An example of this would be if a student learns something new on Day 1, revises it again on Day 2, revises it again on Day 4, then again on Day 10, again on Day 20, again on Day 35 etc. The gap between revising the task in this example has increased from 1 day, to 2 days, 6 days, 10 days, then 15 days. The longer the time between practising the task, the more effort is required, and therefore the more likely that this information will be stored in the student’s long term memory when it is recalled.
This is a very powerful technique that students can easily take advantage of, and yet most school teachers don’t utilise it – instead, they teach in ‘blocks’ whereby topic A is studied one week, topic B the next week and neither are looked at again until the exam comes up.
Learning is deeper and more durable when it is effortful.

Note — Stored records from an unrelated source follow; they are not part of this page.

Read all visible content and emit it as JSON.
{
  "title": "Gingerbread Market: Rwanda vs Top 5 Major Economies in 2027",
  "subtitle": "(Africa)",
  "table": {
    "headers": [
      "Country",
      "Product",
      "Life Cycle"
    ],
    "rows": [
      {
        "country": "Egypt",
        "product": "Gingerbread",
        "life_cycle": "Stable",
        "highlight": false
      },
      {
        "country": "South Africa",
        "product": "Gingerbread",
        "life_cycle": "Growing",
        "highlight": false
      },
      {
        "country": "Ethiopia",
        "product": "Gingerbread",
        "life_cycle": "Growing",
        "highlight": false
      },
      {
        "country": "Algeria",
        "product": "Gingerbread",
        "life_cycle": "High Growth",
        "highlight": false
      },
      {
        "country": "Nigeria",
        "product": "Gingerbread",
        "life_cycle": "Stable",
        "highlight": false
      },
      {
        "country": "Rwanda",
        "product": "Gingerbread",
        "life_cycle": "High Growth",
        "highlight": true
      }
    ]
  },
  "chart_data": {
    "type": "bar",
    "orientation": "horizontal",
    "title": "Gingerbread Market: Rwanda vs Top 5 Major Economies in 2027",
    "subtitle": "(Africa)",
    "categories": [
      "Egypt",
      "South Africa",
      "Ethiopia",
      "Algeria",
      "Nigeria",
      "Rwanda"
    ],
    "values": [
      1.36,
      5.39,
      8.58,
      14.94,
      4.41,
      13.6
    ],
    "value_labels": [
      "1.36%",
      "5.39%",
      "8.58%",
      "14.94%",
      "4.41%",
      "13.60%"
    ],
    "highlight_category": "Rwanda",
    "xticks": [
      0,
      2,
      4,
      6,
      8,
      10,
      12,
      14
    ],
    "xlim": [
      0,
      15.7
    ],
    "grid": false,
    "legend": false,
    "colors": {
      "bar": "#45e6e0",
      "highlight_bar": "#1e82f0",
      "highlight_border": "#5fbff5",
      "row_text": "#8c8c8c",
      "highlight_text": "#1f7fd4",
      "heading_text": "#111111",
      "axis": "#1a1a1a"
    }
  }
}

We recommend that you constantly revise old topics with students at the beginning and end of your lessons. This can be as simple as asking students at the beginning of every lesson: ‘What did we cover in our last lesson?’ or ‘What did you cover in class this week?’, or by giving them a practice question based on material from previous weeks. Similarly, at the end of the lesson you can get them to give you a quick 1-2 minute summary of what they learned in that lesson. Always encourage students to revise old topics. This is extremely important and should be implemented by all tutors.
Spaced repetition can be challenging for students at first, as it requires them to review the material over a longer period of time. Be patient and supportive as your students adjust to this new way of learning, and provide extra support and encouragement as needed.